大量漂着した軽石で何か役立つものを…そうだ、ピザ窯だ 中3がシラスと混ぜて自作し実用新案登録 「商品化目指す」

自作した窯でピザを焼き上げた石原田海秀さん=鹿児島市城山1丁目

 鹿児島市の伊敷中学校3年石原田海秀さん=城山1丁目=が、県内で調達した軽石とシラスをセメントに混ぜ込みピザ窯を作った。組み立て式で1人でも持ち運び可能。昨年12月には特許庁の実用新案に登録しており、「今後は窯の機能を今よりも充実させ、商品化を目指したい」と意欲を見せている。

 窯は高さ60センチ、幅35センチで、直径20センチまでのピザを焼ける。空気を多く含む軽石を使うことで、セメントのみやレンガ製に比べて軽く、保温性にも優れる。内部は最高で300度程度になり、生地は3分ほどで焼き上がるという。

 2021年、奄美群島に軽石が漂着したニュースを見て、「軽石を使って生活に役立つものが作れないか」と思い立った。同年、父・秀一さん(50)らと徳之島へ渡り、徳之島町母間の海岸に打ち上げられていた軽石約10キロを回収。粉砕処理するため、秀一さんの知り合いの愛知県豊田市のコンクリート加工会社に送った。シラスも垂水市の業者から購入した。

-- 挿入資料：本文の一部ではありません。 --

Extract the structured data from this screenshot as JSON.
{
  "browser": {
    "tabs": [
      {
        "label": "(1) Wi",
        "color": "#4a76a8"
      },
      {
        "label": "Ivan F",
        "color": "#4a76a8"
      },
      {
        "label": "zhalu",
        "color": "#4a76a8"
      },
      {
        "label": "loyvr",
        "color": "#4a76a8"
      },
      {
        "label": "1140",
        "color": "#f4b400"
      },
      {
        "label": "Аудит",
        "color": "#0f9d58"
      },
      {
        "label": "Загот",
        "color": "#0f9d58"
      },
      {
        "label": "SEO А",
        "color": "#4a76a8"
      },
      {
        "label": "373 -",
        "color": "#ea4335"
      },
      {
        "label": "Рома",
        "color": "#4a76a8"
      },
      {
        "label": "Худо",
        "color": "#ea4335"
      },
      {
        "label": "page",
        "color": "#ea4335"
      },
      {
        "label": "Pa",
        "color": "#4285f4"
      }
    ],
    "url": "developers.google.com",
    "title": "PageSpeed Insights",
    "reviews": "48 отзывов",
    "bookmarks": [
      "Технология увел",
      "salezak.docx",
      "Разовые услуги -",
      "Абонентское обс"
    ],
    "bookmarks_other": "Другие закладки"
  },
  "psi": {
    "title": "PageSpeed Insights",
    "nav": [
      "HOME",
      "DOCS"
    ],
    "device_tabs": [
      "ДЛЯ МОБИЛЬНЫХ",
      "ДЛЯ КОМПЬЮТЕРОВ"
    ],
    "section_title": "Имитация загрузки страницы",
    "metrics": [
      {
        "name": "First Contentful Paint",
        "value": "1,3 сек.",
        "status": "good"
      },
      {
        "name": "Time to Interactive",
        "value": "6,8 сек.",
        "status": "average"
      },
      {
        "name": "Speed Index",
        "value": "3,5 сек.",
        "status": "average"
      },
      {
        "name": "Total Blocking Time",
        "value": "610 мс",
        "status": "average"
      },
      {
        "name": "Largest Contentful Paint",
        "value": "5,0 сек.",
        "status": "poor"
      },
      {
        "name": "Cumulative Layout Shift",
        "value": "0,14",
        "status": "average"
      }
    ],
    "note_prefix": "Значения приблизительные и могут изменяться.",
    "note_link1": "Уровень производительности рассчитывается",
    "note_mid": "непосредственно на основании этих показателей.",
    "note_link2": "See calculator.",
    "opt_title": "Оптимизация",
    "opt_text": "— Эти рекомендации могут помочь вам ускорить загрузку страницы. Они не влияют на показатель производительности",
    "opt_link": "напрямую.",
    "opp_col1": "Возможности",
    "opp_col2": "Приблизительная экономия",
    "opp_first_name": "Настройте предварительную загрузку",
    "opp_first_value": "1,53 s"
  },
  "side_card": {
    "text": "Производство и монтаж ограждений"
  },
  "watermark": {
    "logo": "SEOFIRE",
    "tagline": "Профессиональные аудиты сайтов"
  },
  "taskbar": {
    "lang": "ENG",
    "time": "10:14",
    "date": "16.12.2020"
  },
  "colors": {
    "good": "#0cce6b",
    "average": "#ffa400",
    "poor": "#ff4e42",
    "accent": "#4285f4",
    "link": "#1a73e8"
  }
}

 窯を設計後、自宅の3Dプリンターで模型を製作。それをもとに豊田市の会社に型を特注した。自ら同社を訪れ、砕いた軽石とシラスの粉末をセメントに同量ずつ混ぜた材料を型に流し込み乾燥させ、4種類、15個の部品を完成させた。

 組み立て式の窯は設置も簡単。これまでは自宅の庭などでピザを4回試作した。「いつでもどこでも焼けるのが特徴。窯内の温度管理のために温度計を設置するなど、これから仕組みをもっと工夫していきたい」と意気込んだ。